Joe Sparrow : I thought I got a tiny glimpse into what being a woman in the music industry is like, but of course I never will
Not long ago, the brilliant, award-winning singer-songwriter Beth Orton mentored a group of 14 emerging musicians, singers, songwriters, and performers.
The week of learning and songwriting culminated in a one-off collaborative gig at Band On The Wall in Manchester. Beth was inspirational, the participants were bold. It was great.
The pride at making the project happen successfully was palpable at the end-of-week show. Happiness radiated from the stage, and was reflected back at them. Praise rippled through the crowd; press coverage was deservedly wide and glowing.
One of the key elements that immediately hooked me in was its unique specification: all participants were to be exclusively female.
I worked on the PR side of the project, and on the very first day, I made sure I found an excuse so that I had a semi-plausible reason to visit. I slipped into a few of Band On The Wall’s rooms. Tentative rehearsals had begun, and I lingered a little longer than I usually would.
The songs and sounds were already eye-openingly lovely, after only a few hours of the project beginning. The atmosphere was happy, productive, open and enlightened.
Everyone was working in supportive harmony. It was so different to so many events in the music biz, which can sometimes be fraught, or the people stand-offish, or both. I stepped into the lift, effusing about how great the whole thing was, and then a thought stopped me mid-sentence.
It was this: apart from me, one member of staff and my colleague Liam, everyone in the building was a woman.
The staff, the organisers, the in-house PR people, the interns, the head of event organiser Brighter Sound, the participants, the sound and tech people, Beth Orton: all women, all busy milling round, working hard, learning and laughing.
I’ve spent a few years both working in and hanging around the edges of the music industry. When you go to where music is happening, women are always the minority.
Something was fundamentally different here.
It felt different, it looked different and it sounded different. Warmer. Experimental. More kind. Less bull-headed. I wandered around, a minority for once, and a couple of things struck me.

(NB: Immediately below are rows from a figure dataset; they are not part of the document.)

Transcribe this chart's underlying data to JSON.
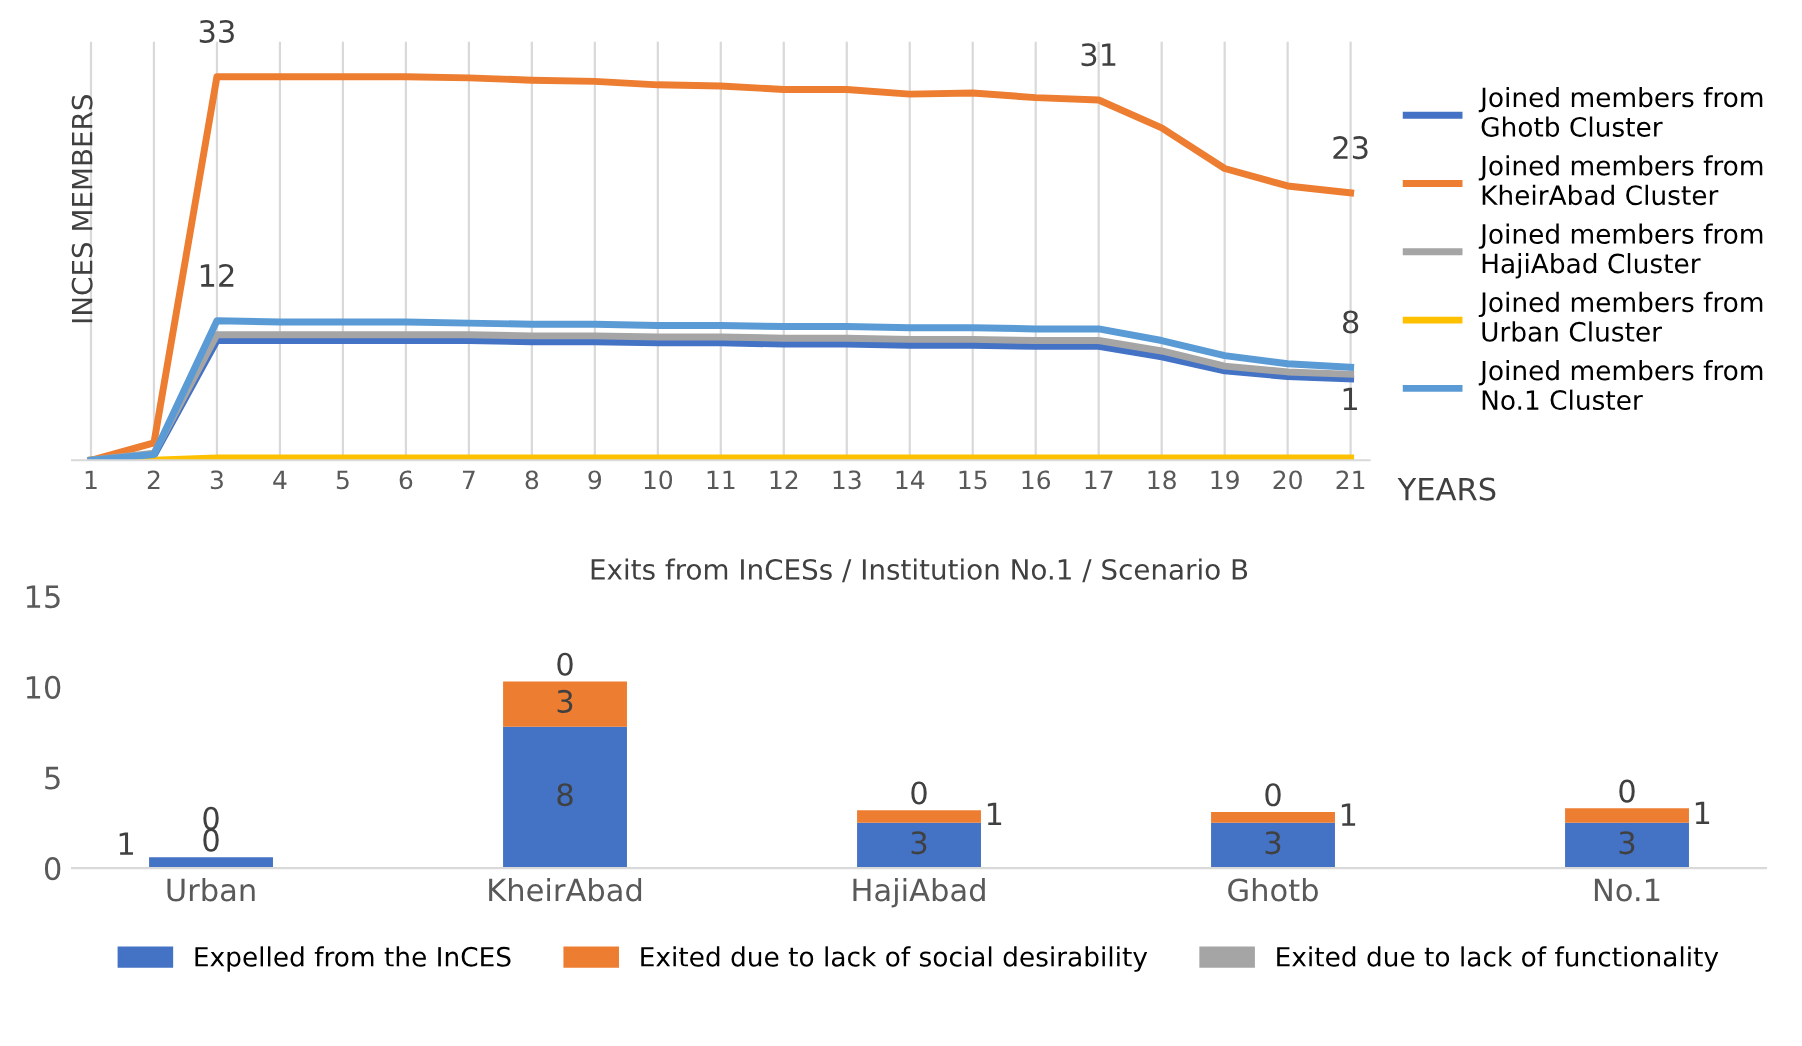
{
  "chart_data": [
    {
      "type": "line",
      "xlabel": "YEARS",
      "ylabel": "INCES MEMBERS",
      "x": [
        1,
        2,
        3,
        4,
        5,
        6,
        7,
        8,
        9,
        10,
        11,
        12,
        13,
        14,
        15,
        16,
        17,
        18,
        19,
        20,
        21
      ],
      "xlim": [
        0.7,
        21.3
      ],
      "xticks": [
        1,
        2,
        3,
        4,
        5,
        6,
        7,
        8,
        9,
        10,
        11,
        12,
        13,
        14,
        15,
        16,
        17,
        18,
        19,
        20,
        21
      ],
      "ylim": [
        0,
        36
      ],
      "tick_labels": "x",
      "grid": "x",
      "legend": "right",
      "marker": "none",
      "line_style": "solid",
      "series": [
        {
          "name": "Joined members from Ghotb Cluster",
          "color": "#4472c4",
          "values": [
            0,
            0.4,
            10.3,
            10.3,
            10.3,
            10.3,
            10.3,
            10.2,
            10.2,
            10.1,
            10.1,
            10.0,
            10.0,
            9.9,
            9.9,
            9.8,
            9.8,
            8.9,
            7.7,
            7.2,
            7.0
          ]
        },
        {
          "name": "Joined members from KheirAbad Cluster",
          "color": "#ed7d31",
          "values": [
            0,
            1.5,
            33,
            33,
            33,
            33,
            32.9,
            32.7,
            32.6,
            32.3,
            32.2,
            31.9,
            31.9,
            31.5,
            31.6,
            31.2,
            31,
            28.6,
            25.1,
            23.6,
            23
          ],
          "value_labels": [
            null,
            null,
            "33",
            null,
            null,
            null,
            null,
            null,
            null,
            null,
            null,
            null,
            null,
            null,
            null,
            null,
            "31",
            null,
            null,
            null,
            "23"
          ]
        },
        {
          "name": "Joined members from HajiAbad Cluster",
          "color": "#a5a5a5",
          "values": [
            0,
            0.6,
            10.8,
            10.8,
            10.8,
            10.8,
            10.8,
            10.7,
            10.7,
            10.6,
            10.6,
            10.5,
            10.5,
            10.4,
            10.4,
            10.3,
            10.3,
            9.4,
            8.1,
            7.6,
            7.4
          ]
        },
        {
          "name": "Joined members from Urban Cluster",
          "color": "#ffc000",
          "values": [
            0,
            0,
            0.2,
            0.2,
            0.2,
            0.2,
            0.2,
            0.2,
            0.2,
            0.2,
            0.2,
            0.2,
            0.2,
            0.2,
            0.2,
            0.2,
            0.2,
            0.2,
            0.2,
            0.2,
            0.2
          ]
        },
        {
          "name": "Joined members from No.1 Cluster",
          "color": "#5b9bd5",
          "values": [
            0,
            0.5,
            12,
            11.9,
            11.9,
            11.9,
            11.8,
            11.7,
            11.7,
            11.6,
            11.6,
            11.5,
            11.5,
            11.4,
            11.4,
            11.3,
            11.3,
            10.3,
            9.0,
            8.3,
            8
          ],
          "value_labels": [
            null,
            null,
            "12",
            null,
            null,
            null,
            null,
            null,
            null,
            null,
            null,
            null,
            null,
            null,
            null,
            null,
            null,
            null,
            null,
            null,
            "8"
          ]
        }
      ],
      "annotations": [
        "1"
      ]
    },
    {
      "type": "bar",
      "title": "Exits from InCESs / Institution No.1 / Scenario B",
      "categories": [
        "Urban",
        "KheirAbad",
        "HajiAbad",
        "Ghotb",
        "No.1"
      ],
      "stacked": true,
      "ylim": [
        0,
        15
      ],
      "yticks": [
        0,
        5,
        10,
        15
      ],
      "grid": false,
      "legend": "bottom",
      "series": [
        {
          "name": "Expelled from the InCES",
          "color": "#4472c4",
          "values": [
            0.6,
            7.8,
            2.5,
            2.5,
            2.5
          ],
          "value_labels": [
            "1",
            "8",
            "3",
            "3",
            "3"
          ]
        },
        {
          "name": "Exited due to lack of social desirability",
          "color": "#ed7d31",
          "values": [
            0,
            2.5,
            0.7,
            0.6,
            0.8
          ],
          "value_labels": [
            "0",
            "3",
            "1",
            "1",
            "1"
          ]
        },
        {
          "name": "Exited due to lack of functionality",
          "color": "#a5a5a5",
          "values": [
            0,
            0,
            0,
            0,
            0
          ],
          "value_labels": [
            "0",
            "0",
            "0",
            "0",
            "0"
          ]
        }
      ]
    }
  ]
}
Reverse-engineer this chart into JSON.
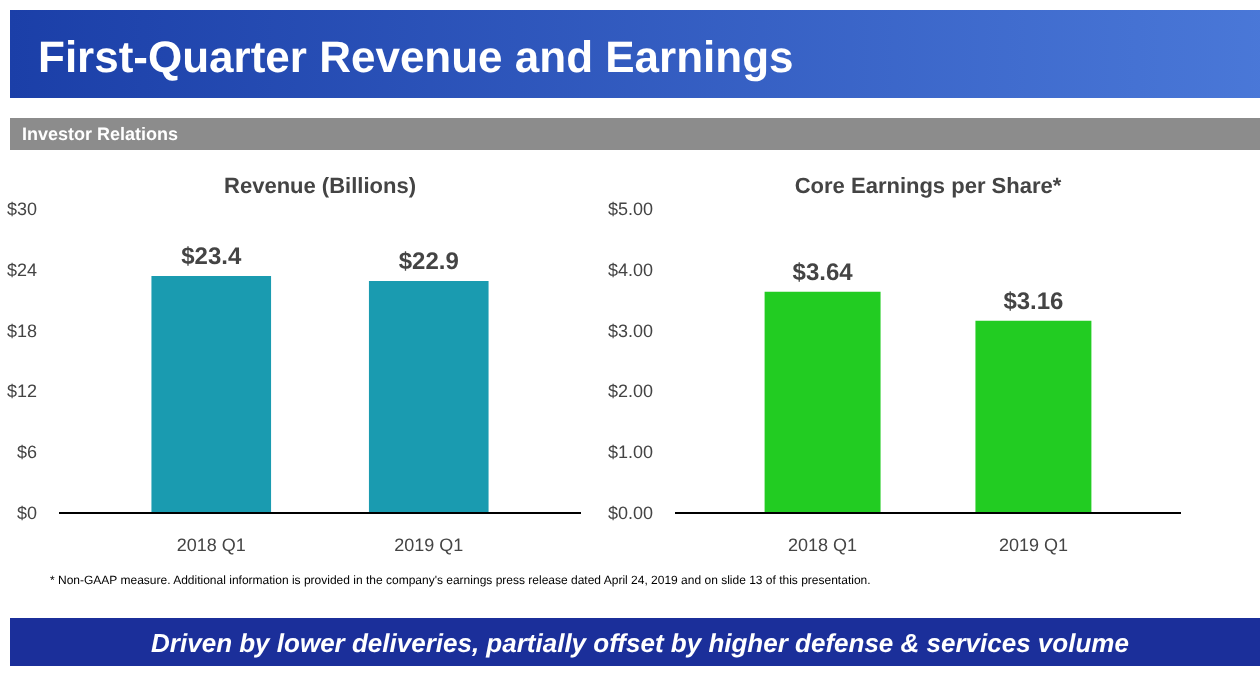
{
  "chart_data": [
    {
      "type": "bar",
      "title": "Revenue (Billions)",
      "categories": [
        "2018 Q1",
        "2019 Q1"
      ],
      "values": [
        23.4,
        22.9
      ],
      "color": "#1a9bb0",
      "value_labels": [
        "$23.4",
        "$22.9"
      ],
      "ylim": [
        0,
        30
      ],
      "yticks": [
        {
          "value": 0,
          "label": "$0"
        },
        {
          "value": 6,
          "label": "$6"
        },
        {
          "value": 12,
          "label": "$12"
        },
        {
          "value": 18,
          "label": "$18"
        },
        {
          "value": 24,
          "label": "$24"
        },
        {
          "value": 30,
          "label": "$30"
        }
      ],
      "annotations": [
        "First-Quarter Revenue and Earnings",
        "Investor Relations",
        "*  Non-GAAP measure. Additional information is provided in the company's earnings press release dated April 24, 2019 and on slide 13 of this presentation.",
        "Driven by lower deliveries, partially offset by higher defense & services volume"
      ]
    },
    {
      "type": "bar",
      "title": "Core Earnings per Share*",
      "categories": [
        "2018 Q1",
        "2019 Q1"
      ],
      "values": [
        3.64,
        3.16
      ],
      "color": "#22cc22",
      "value_labels": [
        "$3.64",
        "$3.16"
      ],
      "ylim": [
        0,
        5
      ],
      "yticks": [
        {
          "value": 0,
          "label": "$0.00"
        },
        {
          "value": 1,
          "label": "$1.00"
        },
        {
          "value": 2,
          "label": "$2.00"
        },
        {
          "value": 3,
          "label": "$3.00"
        },
        {
          "value": 4,
          "label": "$4.00"
        },
        {
          "value": 5,
          "label": "$5.00"
        }
      ]
    }
  ]
}
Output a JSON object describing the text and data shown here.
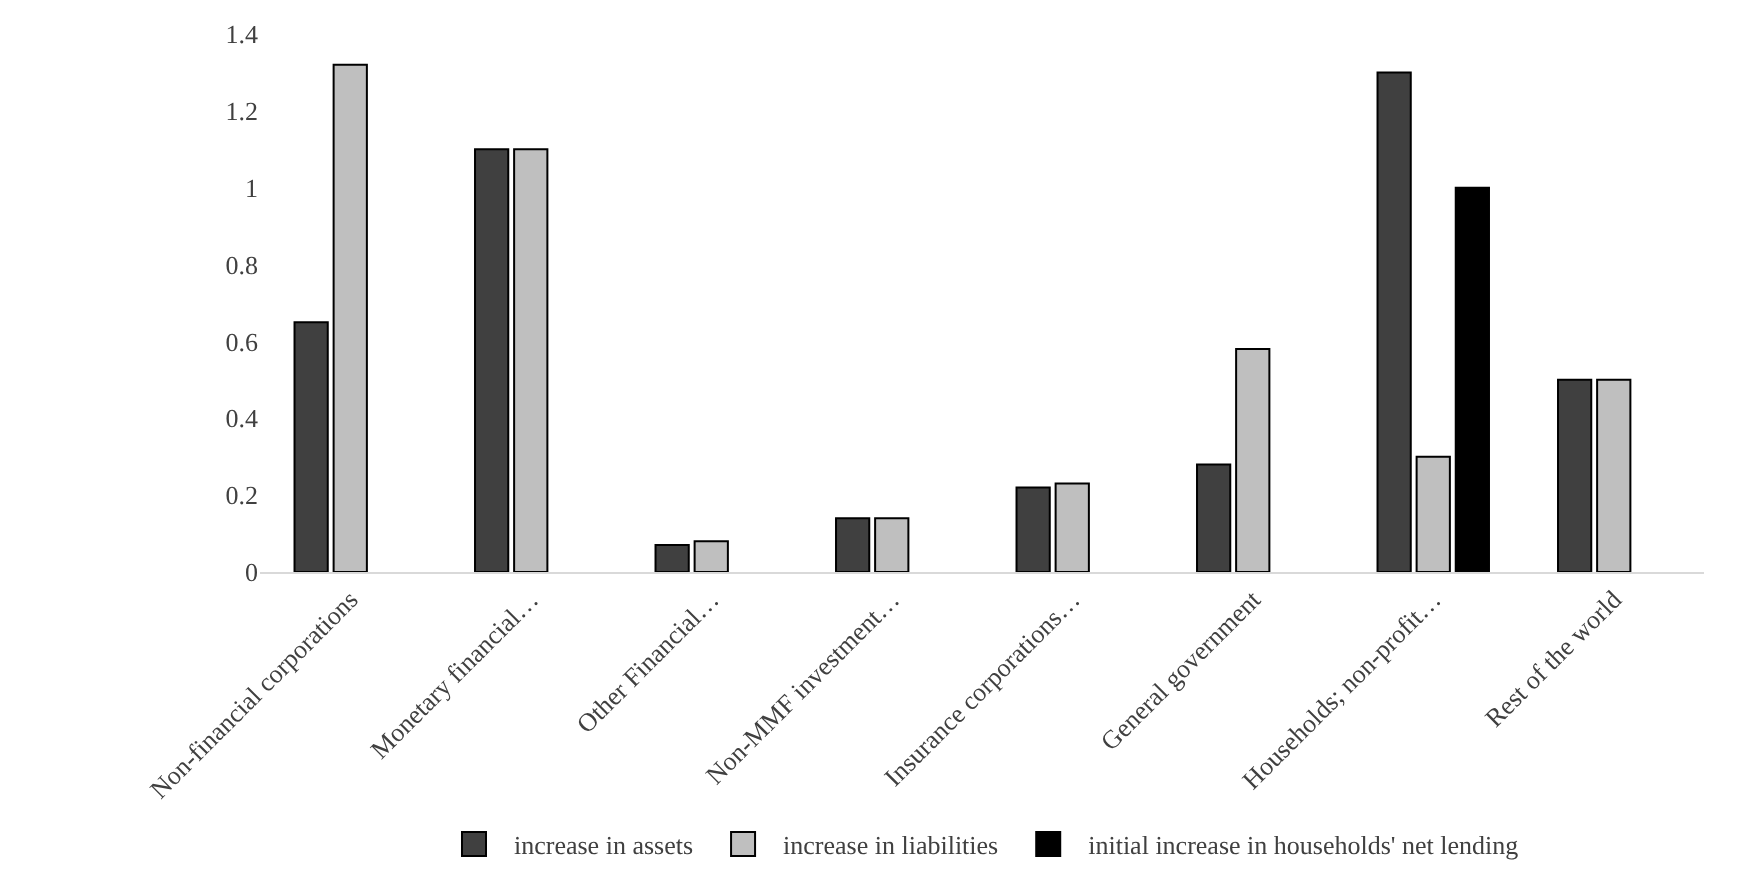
{
  "chart_data": {
    "type": "bar",
    "categories": [
      "Non-financial corporations",
      "Monetary financial…",
      "Other Financial…",
      "Non-MMF investment…",
      "Insurance corporations…",
      "General government",
      "Households; non-profit…",
      "Rest of the world"
    ],
    "series": [
      {
        "name": "increase in assets",
        "color": "#404040",
        "values": [
          0.65,
          1.1,
          0.07,
          0.14,
          0.22,
          0.28,
          1.3,
          0.5
        ]
      },
      {
        "name": "increase in liabilities",
        "color": "#bfbfbf",
        "values": [
          1.32,
          1.1,
          0.08,
          0.14,
          0.23,
          0.58,
          0.3,
          0.5
        ]
      },
      {
        "name": "initial increase in households' net lending",
        "color": "#000000",
        "values": [
          null,
          null,
          null,
          null,
          null,
          null,
          1.0,
          null
        ]
      }
    ],
    "ylim": [
      0,
      1.4
    ],
    "yticks": [
      0,
      0.2,
      0.4,
      0.6,
      0.8,
      1,
      1.2,
      1.4
    ],
    "legend": "bottom"
  }
}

Firstly: this feeling of being a minority might be a tiny — minuscule — taste of how it feels to be a women in the music biz. Except without any of the hassle, the testosterone, the aggro, the misogyny and the judgment.
(So, of course, my experience wasn’t anything like it at all.)
And secondly, a reminder of how easy men have it: not only in the music business, but in life.
In the midst of a euphoric after-show party, I spoke to one of the artists who took part, and she told me that what she had found most liberating about the all-woman environment was not the fact that it was “giving women a chance” — a slightly patronising idea, in truth — but that the whole project had been so intensely, overwhelmingly supportive.
“There was no competitiveness,” she said, “we just worked all day to help each other achieve things that we didn’t know we were able to do.”
She then told me something that made me sad, and then told me something else that made me sadder. She said that if men had been able to take part in the mentoring week, she probably wouldn’t have applied, because of the unspoken pressure women feel in a room of men.
Then she told me that she’d already identified a vulnerable younger artist she wanted to help and protect from men in the music business, “because, well, you know what those men are like.”
I do know what those men are like.
I wondered if I’d done enough over the years to provide a supportive environment for women, and had to admit that I hadn’t. Not many of us had.